By Virginia Law Weekly Staff
Stephen G. Breyer, Associate Justice of the Supreme Court of the United States, paid a visit to the University of Virginia School of Law on Thursday, March 1. The visit marked the first audience granted by a justice of the Supreme Court during the academic tenure of any current UVa Law student. In two wide-ranging talks to students, Justice Breyer promoted his new book on the growing need to incorporate international law into American court decisions, “The Court and the World,” and expounded on various other areas of interest.
Justice Breyer began his visit with a talk to a small group of student leaders explaining the mechanics of the Supreme Court, and the importance of non-Supreme Court case law. “Ninety-five percent of cases happen in state court,” he said. “They are very important!”
Dean Risa Goluboff, who clerked for Justice Breyer during the 2001–2002 term, accompanied the justice throughout his visit and introduced him to the crowd gathered in Caplin Auditorium. "We are absolutely thrilled to be able to welcome Justice Breyer," she said. “Justice Breyer has led an extraordinary career spanning more than a half century in government—all three branches—and the academy.” She went on to say that, in her opinion, Breyer’s greatest qualities are his “brilliance, joy, and curiosity.”
After Dean Goluboff’s introduction, Justice Breyer began talking about his judicial philosophy, the history of the Supreme Court, and the nature of international law.
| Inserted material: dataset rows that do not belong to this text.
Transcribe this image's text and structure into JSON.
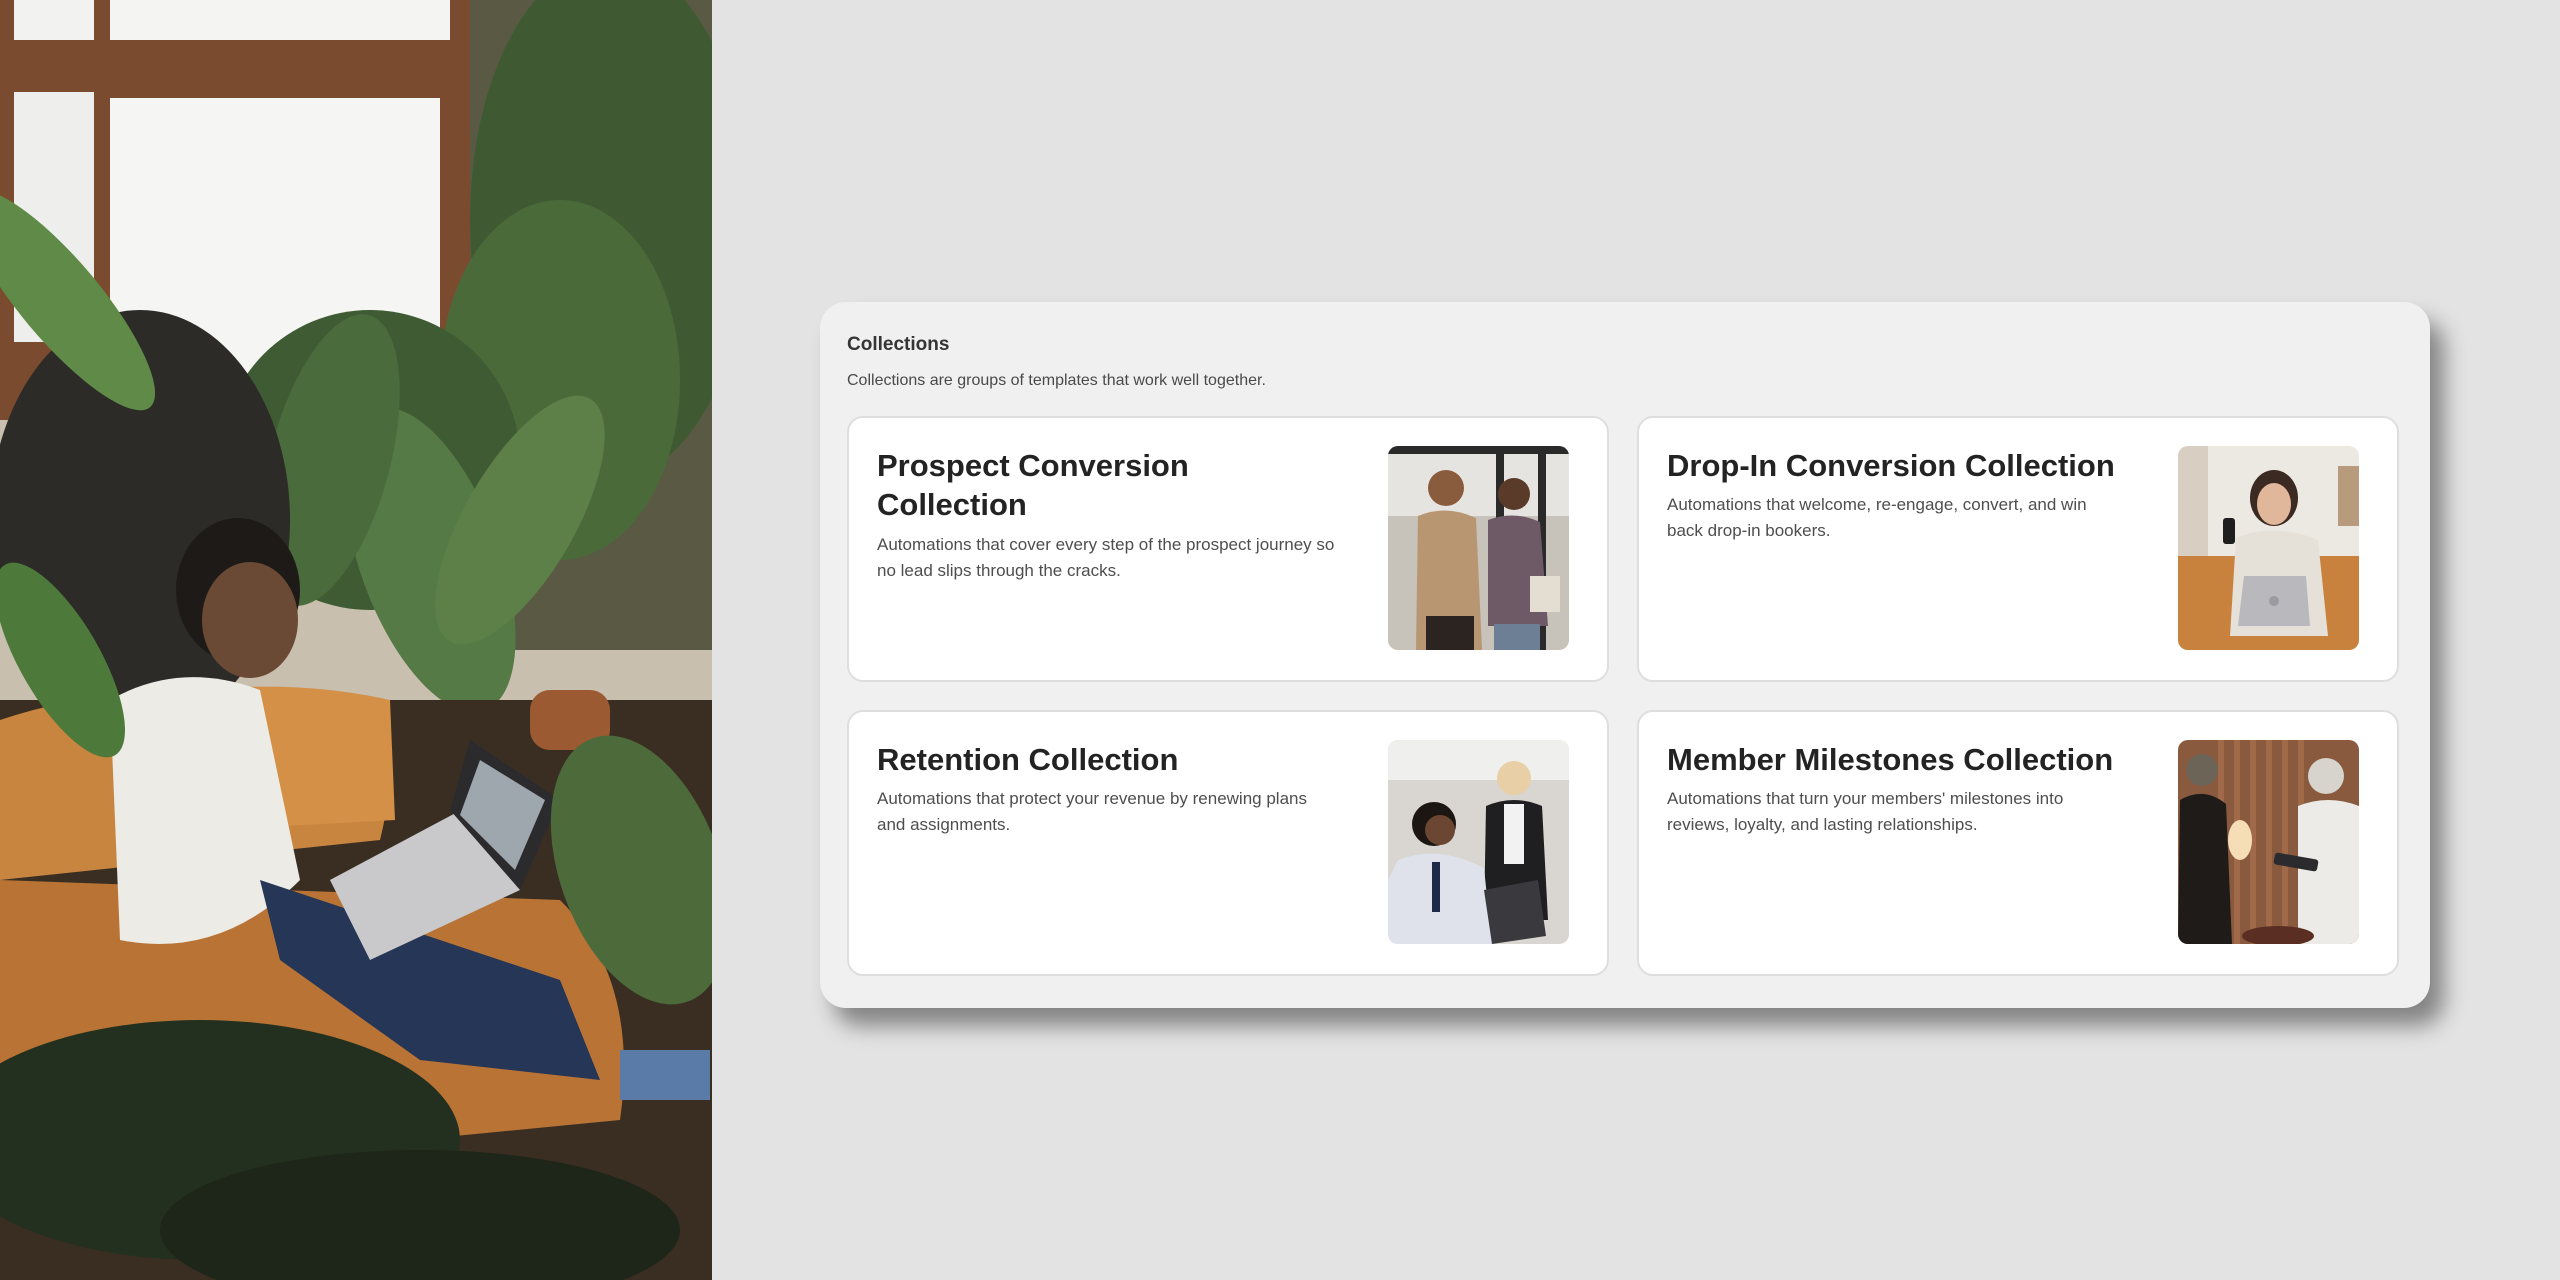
{
  "collections": {
    "title": "Collections",
    "subtitle": "Collections are groups of templates that work well together.",
    "cards": [
      {
        "title": "Prospect Conversion Collection",
        "description": "Automations that cover every step of the prospect journey so no lead slips through the cracks.",
        "image": "two-people-talking-photo"
      },
      {
        "title": "Drop-In Conversion Collection",
        "description": "Automations that welcome, re-engage, convert, and win back drop-in bookers.",
        "image": "woman-with-laptop-and-phone-photo"
      },
      {
        "title": "Retention Collection",
        "description": "Automations that protect your revenue by renewing plans and assignments.",
        "image": "office-colleagues-at-laptop-photo"
      },
      {
        "title": "Member Milestones Collection",
        "description": "Automations that turn your members' milestones into reviews, loyalty, and lasting relationships.",
        "image": "handing-tablet-to-member-photo"
      }
    ]
  },
  "colors": {
    "page_background": "#e3e3e3",
    "panel_background": "#f0f0f0",
    "card_background": "#ffffff",
    "card_border": "#dedede"
  }
}
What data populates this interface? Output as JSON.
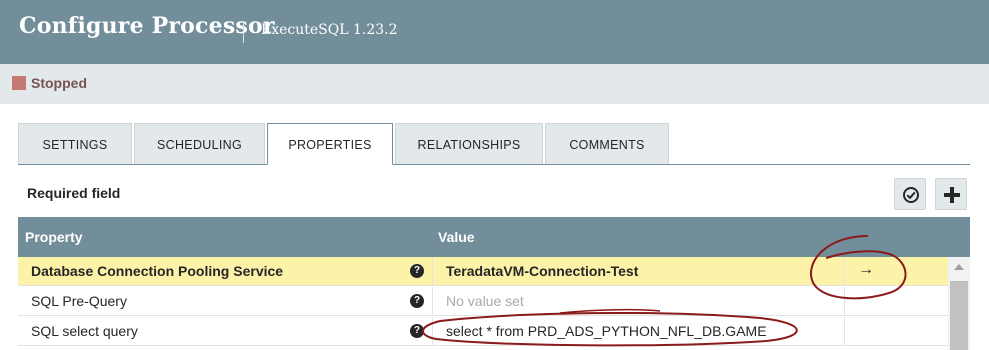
{
  "header": {
    "title": "Configure Processor",
    "subtitle": "ExecuteSQL 1.23.2"
  },
  "status": {
    "text": "Stopped",
    "color": "#ba554a"
  },
  "tabs": [
    {
      "label": "SETTINGS",
      "active": false
    },
    {
      "label": "SCHEDULING",
      "active": false
    },
    {
      "label": "PROPERTIES",
      "active": true
    },
    {
      "label": "RELATIONSHIPS",
      "active": false
    },
    {
      "label": "COMMENTS",
      "active": false
    }
  ],
  "properties": {
    "required_label": "Required field",
    "verify_icon": "check-circle-icon",
    "add_icon": "plus-icon",
    "columns": {
      "property": "Property",
      "value": "Value"
    },
    "rows": [
      {
        "property": "Database Connection Pooling Service",
        "help": "?",
        "value": "TeradataVM-Connection-Test",
        "highlight": true,
        "action": "→"
      },
      {
        "property": "SQL Pre-Query",
        "help": "?",
        "value": "No value set",
        "highlight": false,
        "action": ""
      },
      {
        "property": "SQL select query",
        "help": "?",
        "value": "select * from PRD_ADS_PYTHON_NFL_DB.GAME",
        "highlight": false,
        "action": ""
      }
    ]
  },
  "colors": {
    "header_bg": "#728e9b",
    "status_bg": "#e3e8eb",
    "highlight_row": "#fcf3a8",
    "annotation": "#8b1a1a"
  }
}
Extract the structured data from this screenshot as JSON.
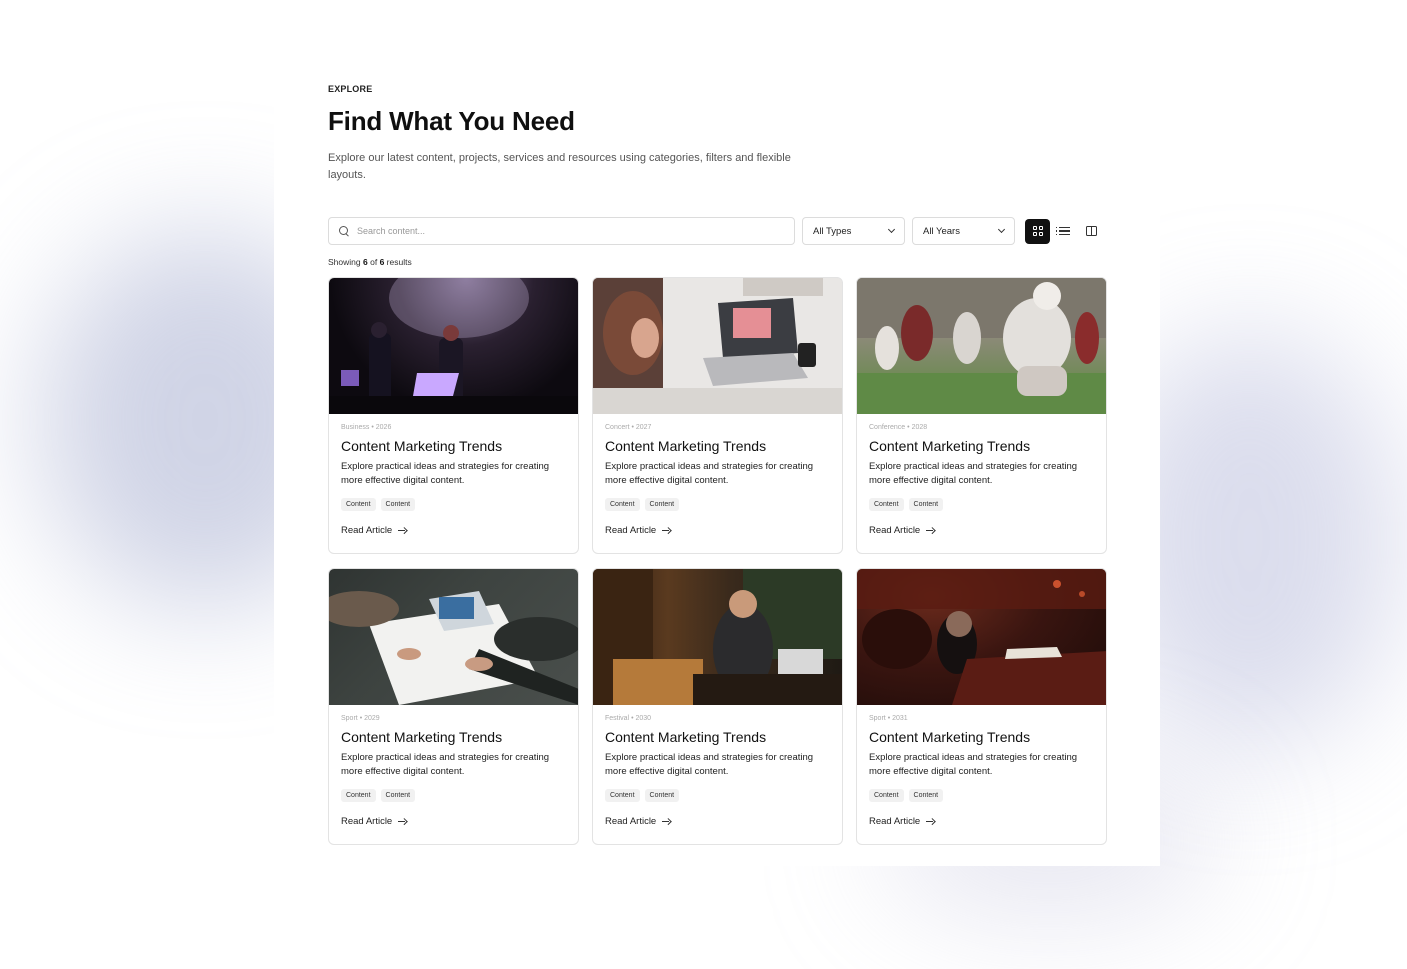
{
  "header": {
    "eyebrow": "EXPLORE",
    "title": "Find What You Need",
    "subtitle": "Explore our latest content, projects, services and resources using categories, filters and flexible layouts."
  },
  "toolbar": {
    "search_placeholder": "Search content...",
    "type_filter": "All Types",
    "year_filter": "All Years",
    "views": [
      "grid-view-icon",
      "list-view-icon",
      "split-view-icon"
    ],
    "active_view": "grid"
  },
  "results": {
    "prefix": "Showing",
    "shown": "6",
    "of": "of",
    "total": "6",
    "suffix": "results"
  },
  "cards": [
    {
      "category": "Business",
      "year": "2026",
      "title": "Content Marketing Trends",
      "description": "Explore practical ideas and strategies for creating more effective digital content.",
      "tags": [
        "Content",
        "Content"
      ],
      "cta": "Read Article",
      "image": "concert-performers-photo"
    },
    {
      "category": "Concert",
      "year": "2027",
      "title": "Content Marketing Trends",
      "description": "Explore practical ideas and strategies for creating more effective digital content.",
      "tags": [
        "Content",
        "Content"
      ],
      "cta": "Read Article",
      "image": "woman-laptop-meeting-photo"
    },
    {
      "category": "Conference",
      "year": "2028",
      "title": "Content Marketing Trends",
      "description": "Explore practical ideas and strategies for creating more effective digital content.",
      "tags": [
        "Content",
        "Content"
      ],
      "cta": "Read Article",
      "image": "football-players-photo"
    },
    {
      "category": "Sport",
      "year": "2029",
      "title": "Content Marketing Trends",
      "description": "Explore practical ideas and strategies for creating more effective digital content.",
      "tags": [
        "Content",
        "Content"
      ],
      "cta": "Read Article",
      "image": "team-pointing-at-documents-photo"
    },
    {
      "category": "Festival",
      "year": "2030",
      "title": "Content Marketing Trends",
      "description": "Explore practical ideas and strategies for creating more effective digital content.",
      "tags": [
        "Content",
        "Content"
      ],
      "cta": "Read Article",
      "image": "man-working-laptop-cafe-photo"
    },
    {
      "category": "Sport",
      "year": "2031",
      "title": "Content Marketing Trends",
      "description": "Explore practical ideas and strategies for creating more effective digital content.",
      "tags": [
        "Content",
        "Content"
      ],
      "cta": "Read Article",
      "image": "man-in-theater-photo"
    }
  ],
  "meta_separator": "•"
}
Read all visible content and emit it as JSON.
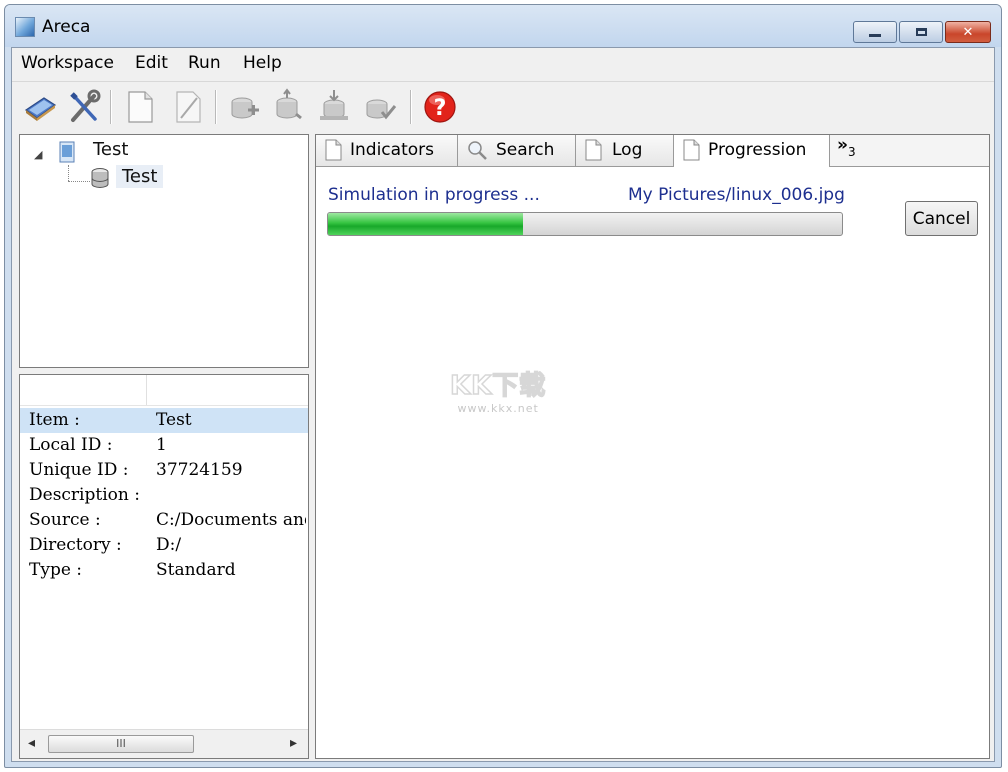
{
  "window": {
    "title": "Areca"
  },
  "menu": [
    "Workspace",
    "Edit",
    "Run",
    "Help"
  ],
  "toolbar": {
    "icons": [
      "workspace-icon",
      "tools-icon",
      "new-document-icon",
      "edit-icon",
      "backup-icon",
      "merge-icon",
      "recover-icon",
      "check-icon",
      "help-icon"
    ]
  },
  "tree": {
    "root_label": "Test",
    "child_label": "Test"
  },
  "properties": {
    "rows": [
      {
        "key": "Item :",
        "value": "Test"
      },
      {
        "key": "Local ID :",
        "value": "1"
      },
      {
        "key": "Unique ID :",
        "value": "37724159"
      },
      {
        "key": "Description :",
        "value": ""
      },
      {
        "key": "Source :",
        "value": "C:/Documents and"
      },
      {
        "key": "Directory :",
        "value": "D:/"
      },
      {
        "key": "Type :",
        "value": "Standard"
      }
    ],
    "scroll_thumb": "III"
  },
  "tabs": [
    {
      "label": "Indicators",
      "icon": "document-icon"
    },
    {
      "label": "Search",
      "icon": "magnifier-icon"
    },
    {
      "label": "Log",
      "icon": "document-icon"
    },
    {
      "label": "Progression",
      "icon": "document-icon"
    }
  ],
  "tabs_overflow": {
    "glyph": "»",
    "count": "3"
  },
  "progression": {
    "status": "Simulation in progress ...",
    "current_file": "My Pictures/linux_006.jpg",
    "progress_fraction": 0.38,
    "cancel_label": "Cancel"
  },
  "watermark": {
    "logo": "KK下载",
    "url": "www.kkx.net"
  },
  "colors": {
    "status_text": "#1d2f8f",
    "progress_green": "#2fbf3c",
    "selection": "#cfe3f6"
  }
}
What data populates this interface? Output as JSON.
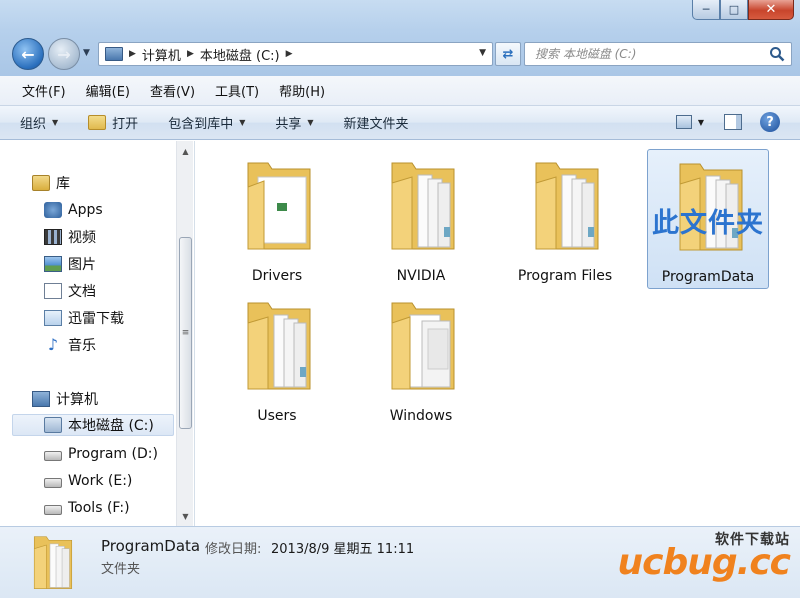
{
  "window": {
    "caption_buttons": {
      "minimize": "─",
      "maximize": "□",
      "close": "✕"
    }
  },
  "address": {
    "crumbs": [
      "计算机",
      "本地磁盘 (C:)"
    ],
    "search_placeholder": "搜索 本地磁盘 (C:)"
  },
  "menu": [
    "文件(F)",
    "编辑(E)",
    "查看(V)",
    "工具(T)",
    "帮助(H)"
  ],
  "toolbar": {
    "organize": "组织",
    "open": "打开",
    "include_library": "包含到库中",
    "share": "共享",
    "new_folder": "新建文件夹",
    "help": "?"
  },
  "nav": {
    "library": "库",
    "lib_items": [
      "Apps",
      "视频",
      "图片",
      "文档",
      "迅雷下载",
      "音乐"
    ],
    "computer": "计算机",
    "drives": [
      "本地磁盘 (C:)",
      "Program (D:)",
      "Work (E:)",
      "Tools (F:)"
    ],
    "selected_drive_index": 0
  },
  "files": [
    {
      "name": "Drivers",
      "type": "doc"
    },
    {
      "name": "NVIDIA",
      "type": "stack"
    },
    {
      "name": "Program Files",
      "type": "stack"
    },
    {
      "name": "ProgramData",
      "type": "stack",
      "selected": true
    },
    {
      "name": "Users",
      "type": "stack"
    },
    {
      "name": "Windows",
      "type": "white"
    }
  ],
  "annotation": "此文件夹",
  "details": {
    "name": "ProgramData",
    "modified_label": "修改日期:",
    "modified_value": "2013/8/9 星期五 11:11",
    "type": "文件夹"
  },
  "watermark": {
    "top": "软件下载站",
    "main": "ucbug.cc"
  },
  "colors": {
    "folder": "#f3d27a",
    "selection": "#cfe1f5",
    "accent": "#2c74cf",
    "watermark": "#f0821e"
  }
}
Affectionately peppering in examples of what he assigns his clerks to do, Justice Breyer revealed a lighter side to the drab, black robes, laughing and reminiscing with “Risa” about difficult or funny cases and the unexpected tasks to which she was assigned as his law clerk. Describing the opinion-drafting process, Breyer described how he writes a draft, sends it to his law clerks for comments, and goes back and forth from there. “Once it took eight rounds of back-and-forth of different versions of an opinion and each time Justice Breyer would throw it out and write a completely new one,” Dean Goluboff laughed.
“What you see is what you get,” Breyer shrugged. “We write down our reasoning, unlike a member of the legislature, who votes on statutes and never gives us the reason behind it.” Famed as a judicial pragmatist, Breyer nonetheless expressed some trepidation at reading too far beyond a statute’s clear meaning. “I’m not going to take a statute that says ‘vegetable’ and say a fish is a vegetable. A fish is not a vegetable,” Justice Breyer chuckled.
After Justice Breyer explained that the justices gather in a secluded room to discuss and debate the cases after oral arguments, one student asked how the very different legal philosophers maintain order and friendship to boot. “You need to feel strongly, but not too much. The justice who you vehemently disagreed with on one case may be your greatest ally on another.” Breyer noted that “only 20 percent of our cases end in 5–4” highlighting the fact that even justices with deep ideological differences can agree on most of the cases they hear. The key? “Stay calm and try not to take it personally.” Another favorite tradition of the discussions is that “nobody speaks twice until everyone speaks once.”
Despite the sacred decorum, justices do have strong feelings about some of the cases they hear and the decisions that come down, such as the one heard by the Court only a few weeks prior to the talk. One student leader in the smaller gathering asked Justice Breyer why he read his dissent in the recent case Jennings v. Rodriguez from the bench. The justice replied, “Because it is important and I wanted everyone to pay attention. These are people in the United States who haven’t committed a crime and are not afforded so much as a bail hearing.” In a rare move at the Supreme Court, Breyer read from his thirty-three-page dissent from the bench, calling the Court’s 5–3 decision “legal fiction.” He went on to say, “No one can claim, nor since the time of slavery has anyone to my knowledge successfully claimed, that persons held within the United States are totally without constitutional protection.”1
A Virginia Law Weekly reporter asked how justices and their clerks go about breaking down and understanding complex scientific cases to render decisions. Justice Breyer joked that some of the most strident backlash he has received from his decisions is from patent lawyers, especially on their vitriolic patent-lawyer blogs. The fact of the matter, Justice Breyer explained, is that the members of the Court rely on amicus briefs and the lawyers themselves to clearly explain the issues. “A good lawyer can explain anything: Just break it down into its requisite parts.”
Growing more serious, Justice Breyer alluded to Camus’ The Plague as he wrapped up, instructing the students of the Law School that it was their duty to prevent the spread of evil and hate innate in humans. “The plague germ never dies,” he cautioned, telling audience members that the rule of law is “one of—not the only, but one of—the weapons against the plague.” On that happy note, Breyer concluded his talk and took questions from the student body.